Ce débat ne s’est toutefois pas encore traduit par une orientation politique clairement définie. Deutsche Welle souligne qu’aucun signe public n’indique à ce jour que le ministère chinois de l’Éducation envisage sérieusement une modification concrète du statut obligatoire de l’anglais. Il est également impossible de mesurer le soutien global dont bénéficie la proposition de Tang Jiafeng auprès du public et du monde universitaire à partir des seules réactions partielles observées sur les réseaux sociaux.

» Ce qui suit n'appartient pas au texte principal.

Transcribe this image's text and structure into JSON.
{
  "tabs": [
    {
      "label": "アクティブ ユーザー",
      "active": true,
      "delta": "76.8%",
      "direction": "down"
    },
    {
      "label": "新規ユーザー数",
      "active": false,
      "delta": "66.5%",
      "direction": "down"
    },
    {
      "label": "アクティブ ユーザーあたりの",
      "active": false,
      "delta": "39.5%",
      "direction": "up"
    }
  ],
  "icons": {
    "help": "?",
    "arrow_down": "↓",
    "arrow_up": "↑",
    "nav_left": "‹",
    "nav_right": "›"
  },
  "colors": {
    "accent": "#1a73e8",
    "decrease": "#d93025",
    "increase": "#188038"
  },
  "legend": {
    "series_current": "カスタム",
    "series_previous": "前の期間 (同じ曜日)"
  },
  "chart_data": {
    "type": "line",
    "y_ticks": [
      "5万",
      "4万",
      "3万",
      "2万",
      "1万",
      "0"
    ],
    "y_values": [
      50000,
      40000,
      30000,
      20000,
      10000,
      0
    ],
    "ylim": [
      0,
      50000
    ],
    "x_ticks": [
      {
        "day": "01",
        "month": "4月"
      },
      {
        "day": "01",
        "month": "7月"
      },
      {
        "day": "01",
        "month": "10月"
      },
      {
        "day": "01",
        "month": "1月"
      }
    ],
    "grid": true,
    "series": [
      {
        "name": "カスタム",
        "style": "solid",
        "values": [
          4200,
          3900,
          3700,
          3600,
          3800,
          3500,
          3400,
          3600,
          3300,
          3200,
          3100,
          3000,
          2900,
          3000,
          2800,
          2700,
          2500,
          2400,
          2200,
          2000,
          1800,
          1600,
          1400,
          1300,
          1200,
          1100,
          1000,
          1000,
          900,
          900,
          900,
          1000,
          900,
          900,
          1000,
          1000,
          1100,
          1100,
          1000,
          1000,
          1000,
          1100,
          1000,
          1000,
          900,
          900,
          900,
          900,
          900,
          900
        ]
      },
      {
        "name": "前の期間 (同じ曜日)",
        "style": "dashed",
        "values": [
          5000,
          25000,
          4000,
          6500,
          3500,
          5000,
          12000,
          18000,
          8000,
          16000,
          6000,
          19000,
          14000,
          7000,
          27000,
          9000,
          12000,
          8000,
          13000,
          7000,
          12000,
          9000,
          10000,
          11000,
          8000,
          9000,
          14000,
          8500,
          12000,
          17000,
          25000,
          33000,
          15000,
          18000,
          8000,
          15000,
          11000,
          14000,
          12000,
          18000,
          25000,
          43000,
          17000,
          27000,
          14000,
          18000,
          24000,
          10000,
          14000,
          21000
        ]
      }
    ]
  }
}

La tension plus profonde tient au fait que le statut de langue mondiale de l’anglais condense en lui-même la domination exercée depuis l’époque moderne par l’Occident dans les sciences, le monde universitaire et les médias. Un pays porteur d’une civilisation plurimillénaire doit-il encore mobiliser toutes ses ressources nationales pour cautionner cette inégalité structurelle ? Alors que la traduction automatique ne cesse de progresser et que d’autres pays commencent à leur tour à apprendre de la Chine dans des domaines tels que les technologies de batteries et les robots humanoïdes, la question soulevée par Tang Jiafeng comme la réponse de Hu Xijin dépassent désormais le cadre d’un débat interne sur la politique éducative. Elles interrogent la manière dont une civilisation en plein essor doit composer avec l’ordre mondial établi du savoir.